The whole idea behind the BitCoin was to facilitate online transactions at very low or even at zero cost. It is a real pity that speculators jumped on the bandwagon and made its value shoot through the roof. In my opinion, ideally its exchange rate should have been fixed against one of the major currencies e.g. the US$ or the GBP, to avoid these huge fluctuations in its value.
And I agree with you. I think that the BitCoin or a similar form of an online, virtual currency, is the future :)

Cheers,

Tim

Sorry for late reply, haven't logged in here for a few days.

We've not worked with Prestashop... we're an asp.net developer and produce an open source asp.net shopping cart (see my footer link) which is pretty well known in asp.net circles. We've created a bitcoin integration for this... it talks directly to the bitcoin software so doesn't rely on bitpay or similar.

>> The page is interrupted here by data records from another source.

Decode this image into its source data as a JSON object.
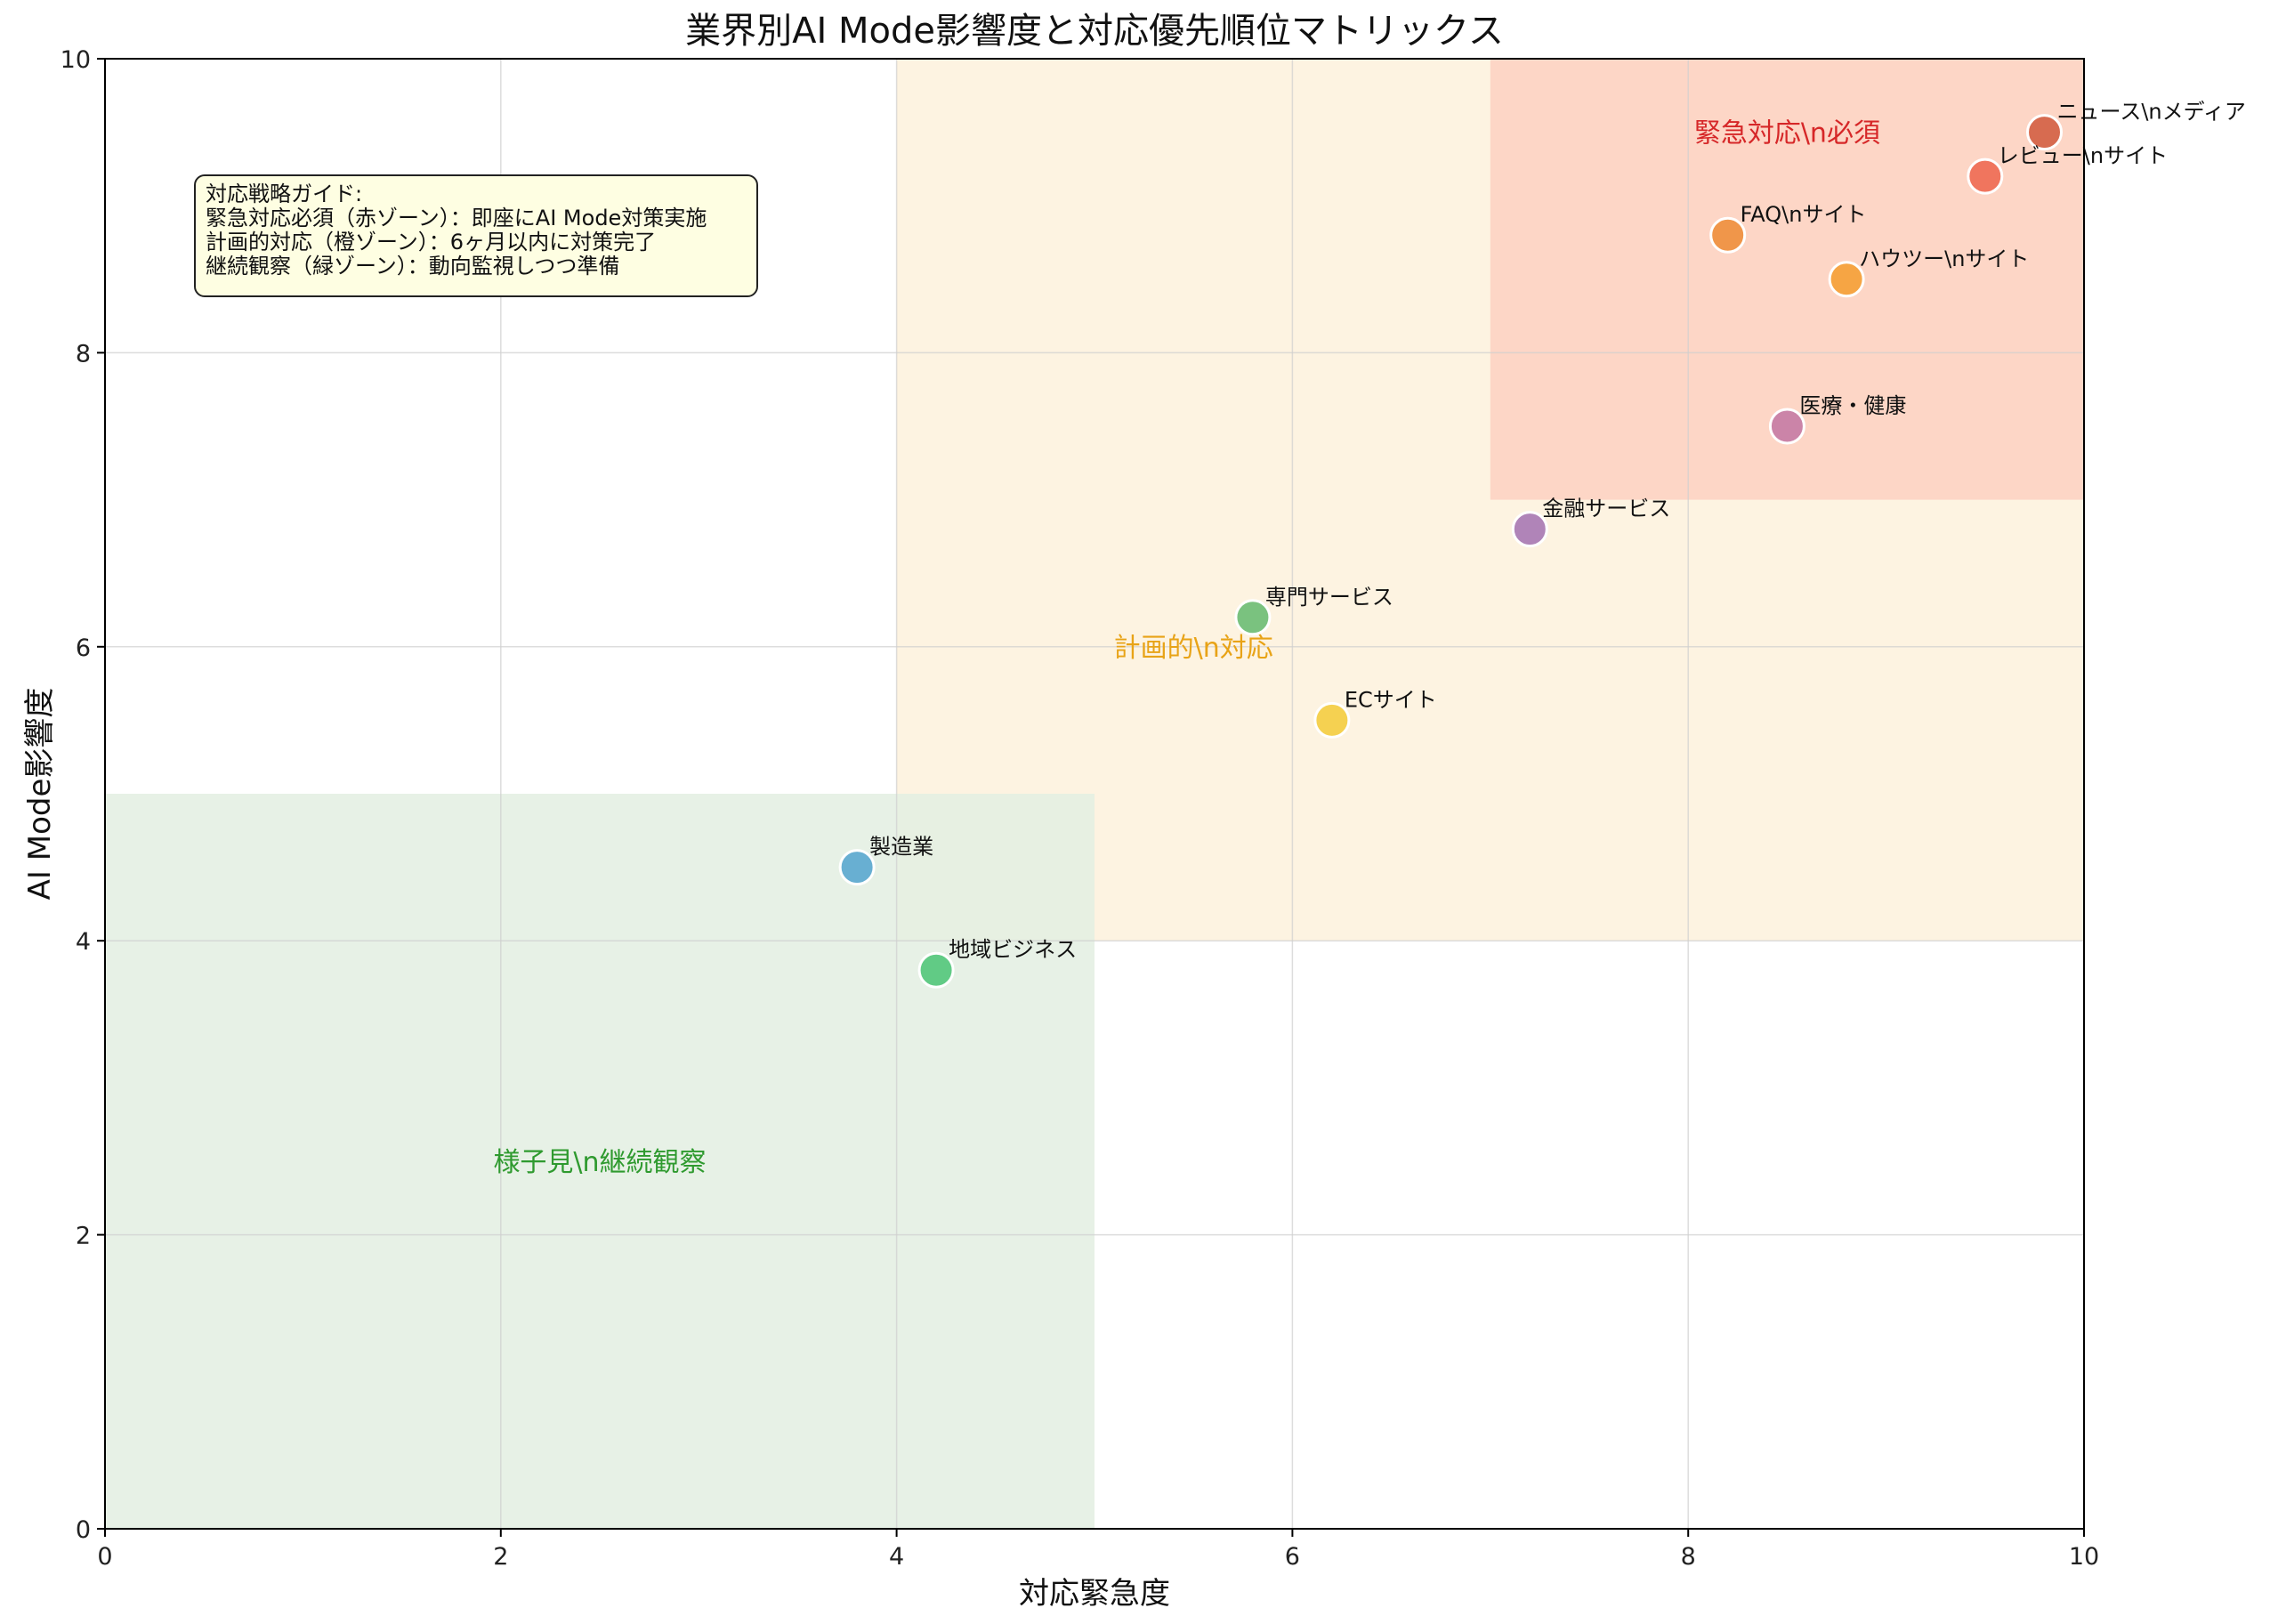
{
  "chart_data": {
    "type": "scatter",
    "title": "業界別AI Mode影響度と対応優先順位マトリックス",
    "xlabel": "対応緊急度",
    "ylabel": "AI Mode影響度",
    "xlim": [
      0,
      10
    ],
    "ylim": [
      0,
      10
    ],
    "xticks": [
      "0",
      "2",
      "4",
      "6",
      "8",
      "10"
    ],
    "yticks": [
      "0",
      "2",
      "4",
      "6",
      "8",
      "10"
    ],
    "grid": true,
    "zones": [
      {
        "name": "緊急対応\\n必須",
        "x": [
          7,
          10
        ],
        "y": [
          7,
          10
        ],
        "fill": "#fdd6c6",
        "label_color": "#d62728",
        "label_at": [
          8.5,
          9.5
        ]
      },
      {
        "name": "計画的\\n対応",
        "x": [
          4,
          10
        ],
        "y": [
          4,
          10
        ],
        "fill": "#fdf3e1",
        "label_color": "#e8a317",
        "label_at": [
          5.5,
          6.0
        ]
      },
      {
        "name": "様子見\\n継続観察",
        "x": [
          0,
          5
        ],
        "y": [
          0,
          5
        ],
        "fill": "#e3efe2",
        "label_color": "#2f9a2f",
        "label_at": [
          2.5,
          2.5
        ]
      }
    ],
    "points": [
      {
        "label": "ニュース\\nメディア",
        "x": 9.8,
        "y": 9.5,
        "color": "#d35f43"
      },
      {
        "label": "レビュー\\nサイト",
        "x": 9.5,
        "y": 9.2,
        "color": "#ee6a52"
      },
      {
        "label": "FAQ\\nサイト",
        "x": 8.2,
        "y": 8.8,
        "color": "#ee8f3c"
      },
      {
        "label": "ハウツー\\nサイト",
        "x": 8.8,
        "y": 8.5,
        "color": "#f5a035"
      },
      {
        "label": "医療・健康",
        "x": 8.5,
        "y": 7.5,
        "color": "#c57ba4"
      },
      {
        "label": "金融サービス",
        "x": 7.2,
        "y": 6.8,
        "color": "#a778b4"
      },
      {
        "label": "専門サービス",
        "x": 5.8,
        "y": 6.2,
        "color": "#6cbc74"
      },
      {
        "label": "ECサイト",
        "x": 6.2,
        "y": 5.5,
        "color": "#f4cd41"
      },
      {
        "label": "製造業",
        "x": 3.8,
        "y": 4.5,
        "color": "#5aa7cf"
      },
      {
        "label": "地域ビジネス",
        "x": 4.2,
        "y": 3.8,
        "color": "#52c77a"
      }
    ],
    "guide": {
      "lines": [
        "対応戦略ガイド:",
        "緊急対応必須（赤ゾーン）：即座にAI Mode対策実施",
        "計画的対応（橙ゾーン）：6ヶ月以内に対策完了",
        "継続観察（緑ゾーン）：動向監視しつつ準備"
      ]
    }
  }
}
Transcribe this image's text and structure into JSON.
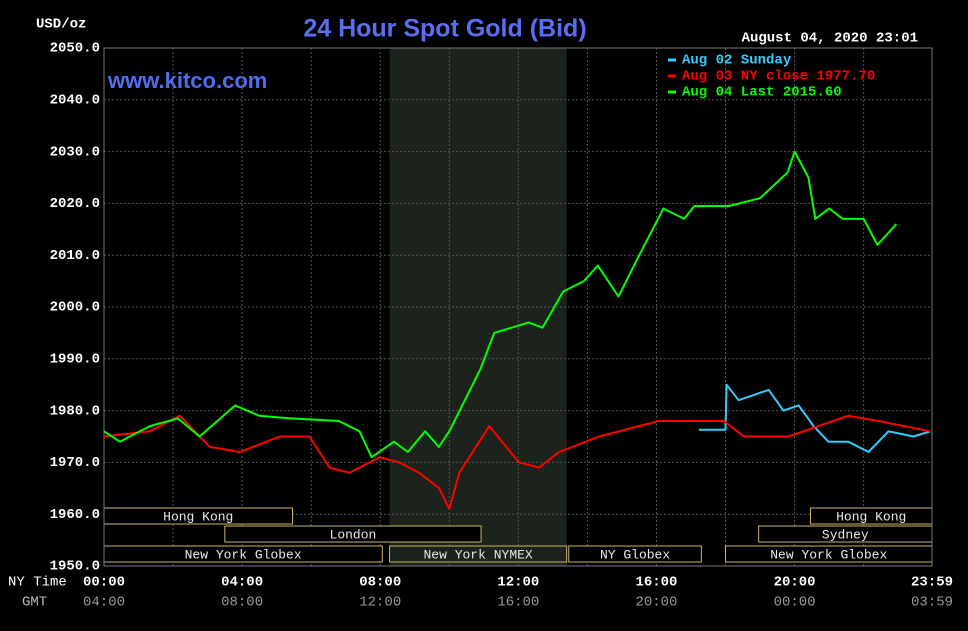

Fixing Bitcoin's value to a pound or a dollar would defeat the whole purpose of the currency... it is designed to be a currency in its own right. In many ways the fixed amount of bitcoins that will be created is deliberate. Its a reaction to the unlimited watering down of savings that today's central banks are undertaking. It also encourages early adopters - if bitcoins take off, the value of them must go up.

Eventually market forces will intervene and bitcoins will find a proper market value... but that could take a few years and it will be a bumpy ride until that happens.